Given that likelihood, how can we best use this effective drug? Supplies are currently constrained and are likely to remain so for some time. Who then should receive this scant resource? Here the new study provides some guidance: the absolute benefit will accrue primarily to patients at highest risk for disease progression, particularly those with multiple and serious coexisting conditions and those unable to mount sufficient immune responses. The timing of nirmatrelvir therapy is probably critical as well. Although the trial showed little difference between initiating treatment within 3 days and initiating it within 5 days after the onset of symptoms, initiating therapy much later than 5 days is very likely to be less effective. This is certainly true for other antiviral agents, such as remdesivir, which has only a small effect in hospitalized patients5 but has a much greater effect when given early in the course of infection.6 It will be very important to assess patients individually, since ritonavir interferes with the metabolism of many therapeutic agents, from antiseizure to immunosuppressive to anticoagulant medications. And, finally, until we have a better idea of the potential for the emergence of resistance, we need to be good stewards of this medication. By limiting its use to those most likely to benefit, we can potentially prolong its useful life.
Funding and Disclosures
Disclosure forms provided by the authors are available with the full text of this editorial at NEJM.org.

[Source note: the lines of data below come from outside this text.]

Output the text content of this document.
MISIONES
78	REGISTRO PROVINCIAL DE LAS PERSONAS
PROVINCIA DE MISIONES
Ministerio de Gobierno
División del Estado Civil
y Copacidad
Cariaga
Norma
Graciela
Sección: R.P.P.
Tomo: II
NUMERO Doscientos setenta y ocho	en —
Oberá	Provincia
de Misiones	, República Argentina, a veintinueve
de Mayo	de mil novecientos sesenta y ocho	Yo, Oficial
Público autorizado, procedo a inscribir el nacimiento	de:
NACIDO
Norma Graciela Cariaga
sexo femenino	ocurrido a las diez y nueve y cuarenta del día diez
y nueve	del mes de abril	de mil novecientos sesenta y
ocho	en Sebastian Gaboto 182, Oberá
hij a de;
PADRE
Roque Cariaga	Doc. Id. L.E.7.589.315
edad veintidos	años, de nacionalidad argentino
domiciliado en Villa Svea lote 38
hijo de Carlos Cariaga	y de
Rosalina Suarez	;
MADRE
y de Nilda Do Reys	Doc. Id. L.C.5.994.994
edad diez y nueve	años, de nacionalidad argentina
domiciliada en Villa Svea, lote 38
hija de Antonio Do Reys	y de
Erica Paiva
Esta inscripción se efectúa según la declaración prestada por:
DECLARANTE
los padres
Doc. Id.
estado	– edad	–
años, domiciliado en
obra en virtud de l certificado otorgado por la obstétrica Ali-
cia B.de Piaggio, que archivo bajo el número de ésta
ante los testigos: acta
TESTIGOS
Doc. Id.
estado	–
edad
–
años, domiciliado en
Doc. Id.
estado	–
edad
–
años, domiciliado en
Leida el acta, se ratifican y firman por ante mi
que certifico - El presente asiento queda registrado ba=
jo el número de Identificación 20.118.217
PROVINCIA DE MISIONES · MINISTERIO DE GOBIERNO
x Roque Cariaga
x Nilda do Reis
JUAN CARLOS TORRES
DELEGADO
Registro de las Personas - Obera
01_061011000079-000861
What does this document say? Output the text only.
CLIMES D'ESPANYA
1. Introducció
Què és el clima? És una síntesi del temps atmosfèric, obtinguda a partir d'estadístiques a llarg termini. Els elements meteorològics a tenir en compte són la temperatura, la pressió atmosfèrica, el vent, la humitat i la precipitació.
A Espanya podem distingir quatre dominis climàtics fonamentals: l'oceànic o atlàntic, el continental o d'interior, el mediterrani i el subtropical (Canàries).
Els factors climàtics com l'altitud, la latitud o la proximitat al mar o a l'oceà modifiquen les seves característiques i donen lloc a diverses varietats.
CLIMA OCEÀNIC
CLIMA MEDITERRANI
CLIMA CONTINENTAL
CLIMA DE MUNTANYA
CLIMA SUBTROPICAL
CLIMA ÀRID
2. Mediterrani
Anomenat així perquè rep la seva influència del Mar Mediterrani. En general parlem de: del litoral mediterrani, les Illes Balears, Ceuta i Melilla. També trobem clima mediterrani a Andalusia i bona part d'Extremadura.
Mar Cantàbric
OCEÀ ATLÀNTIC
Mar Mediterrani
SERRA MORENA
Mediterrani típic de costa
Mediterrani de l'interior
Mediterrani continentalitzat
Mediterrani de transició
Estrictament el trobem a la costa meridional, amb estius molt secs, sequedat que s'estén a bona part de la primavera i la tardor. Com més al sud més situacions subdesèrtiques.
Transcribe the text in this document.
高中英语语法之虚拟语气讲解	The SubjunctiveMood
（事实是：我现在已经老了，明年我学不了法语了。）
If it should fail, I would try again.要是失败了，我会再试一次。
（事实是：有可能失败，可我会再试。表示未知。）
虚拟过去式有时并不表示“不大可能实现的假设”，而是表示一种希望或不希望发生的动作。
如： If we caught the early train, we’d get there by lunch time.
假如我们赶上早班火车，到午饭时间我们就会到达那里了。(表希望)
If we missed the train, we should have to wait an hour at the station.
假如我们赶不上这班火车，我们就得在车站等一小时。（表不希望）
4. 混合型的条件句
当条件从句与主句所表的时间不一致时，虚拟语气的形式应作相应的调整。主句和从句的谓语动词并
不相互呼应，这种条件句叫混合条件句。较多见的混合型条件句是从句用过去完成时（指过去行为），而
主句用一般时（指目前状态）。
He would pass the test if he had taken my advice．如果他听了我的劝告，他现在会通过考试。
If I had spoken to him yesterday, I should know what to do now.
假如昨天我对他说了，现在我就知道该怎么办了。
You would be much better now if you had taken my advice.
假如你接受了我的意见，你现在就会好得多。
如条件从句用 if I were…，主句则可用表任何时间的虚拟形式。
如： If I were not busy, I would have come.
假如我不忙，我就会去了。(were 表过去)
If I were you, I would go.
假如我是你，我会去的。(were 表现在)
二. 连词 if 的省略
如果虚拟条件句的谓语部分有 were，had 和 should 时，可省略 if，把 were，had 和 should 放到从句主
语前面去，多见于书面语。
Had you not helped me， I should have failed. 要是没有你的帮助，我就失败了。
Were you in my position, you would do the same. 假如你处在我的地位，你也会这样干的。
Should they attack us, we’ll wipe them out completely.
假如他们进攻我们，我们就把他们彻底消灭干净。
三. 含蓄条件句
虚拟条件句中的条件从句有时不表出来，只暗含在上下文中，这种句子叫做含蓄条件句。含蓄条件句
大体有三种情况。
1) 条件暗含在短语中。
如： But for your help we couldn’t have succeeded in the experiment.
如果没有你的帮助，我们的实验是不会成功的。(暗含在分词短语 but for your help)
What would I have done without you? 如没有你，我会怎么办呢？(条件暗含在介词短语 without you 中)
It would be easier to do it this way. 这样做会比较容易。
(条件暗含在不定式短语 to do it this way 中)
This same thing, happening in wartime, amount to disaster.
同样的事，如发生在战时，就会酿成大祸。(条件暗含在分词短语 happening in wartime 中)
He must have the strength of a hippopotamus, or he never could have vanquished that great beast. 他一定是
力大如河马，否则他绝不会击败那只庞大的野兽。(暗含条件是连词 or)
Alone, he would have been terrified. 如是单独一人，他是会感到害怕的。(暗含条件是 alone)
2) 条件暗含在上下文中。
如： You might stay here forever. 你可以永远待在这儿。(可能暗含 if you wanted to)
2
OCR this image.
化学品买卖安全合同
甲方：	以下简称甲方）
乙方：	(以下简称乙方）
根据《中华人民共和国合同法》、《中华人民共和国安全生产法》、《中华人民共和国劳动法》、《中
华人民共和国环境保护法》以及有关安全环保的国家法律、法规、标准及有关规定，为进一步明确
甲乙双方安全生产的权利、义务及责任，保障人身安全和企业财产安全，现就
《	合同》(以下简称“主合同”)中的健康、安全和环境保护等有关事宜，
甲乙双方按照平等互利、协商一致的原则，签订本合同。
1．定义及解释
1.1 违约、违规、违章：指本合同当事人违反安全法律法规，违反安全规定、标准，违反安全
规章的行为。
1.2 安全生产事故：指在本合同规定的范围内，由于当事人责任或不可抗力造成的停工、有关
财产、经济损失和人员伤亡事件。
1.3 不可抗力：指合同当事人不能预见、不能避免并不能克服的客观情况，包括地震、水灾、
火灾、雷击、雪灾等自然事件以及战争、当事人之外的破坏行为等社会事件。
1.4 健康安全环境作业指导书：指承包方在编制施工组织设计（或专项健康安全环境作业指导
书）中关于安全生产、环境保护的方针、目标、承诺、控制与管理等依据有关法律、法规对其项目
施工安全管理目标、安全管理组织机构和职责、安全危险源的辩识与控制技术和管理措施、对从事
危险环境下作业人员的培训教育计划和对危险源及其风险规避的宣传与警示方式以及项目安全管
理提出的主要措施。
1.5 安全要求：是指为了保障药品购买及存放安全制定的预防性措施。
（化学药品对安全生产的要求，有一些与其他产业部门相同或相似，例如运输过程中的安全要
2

This editorial was published on February 16, 2022, at NEJM.org.
1. Heil EL, Kottilil S. The Goldilocks time for remdesivir — is any indication just right? N Engl J Med 2022;386:385-387.
2. Hammond J, Leister-Tebbe H, Gardner A, et al. Oral nirmatrelvir for high-risk, nonhospitalized adults with Covid-19. N Engl J Med 2022;386:1397-1408.
3. Jayk Bernal A, Gomes da Silva MM, Musungaie DB, et al. Molnupiravir for oral treatment of Covid-19 in nonhospitalized patients. N Engl J Med 2022;386:509-520.
4. Takashita E, Kinoshita N, Yamayoshi S, et al. Efficacy of antibodies and antiviral drugs against Covid-19 omicron variant. N Engl J Med 2022;386:995-998.
5. Beigel JH, Tomashek KM, Dodd LE, et al. Remdesivir for the treatment of Covid-19 — final report. N Engl J Med 2020;383:1813-1826.
6. Gottlieb RL, Vaca CE, Paredes R, et al. Early remdesivir to prevent progression to severe Covid-19 in outpatients. N Engl J Med 2022;386:305-315.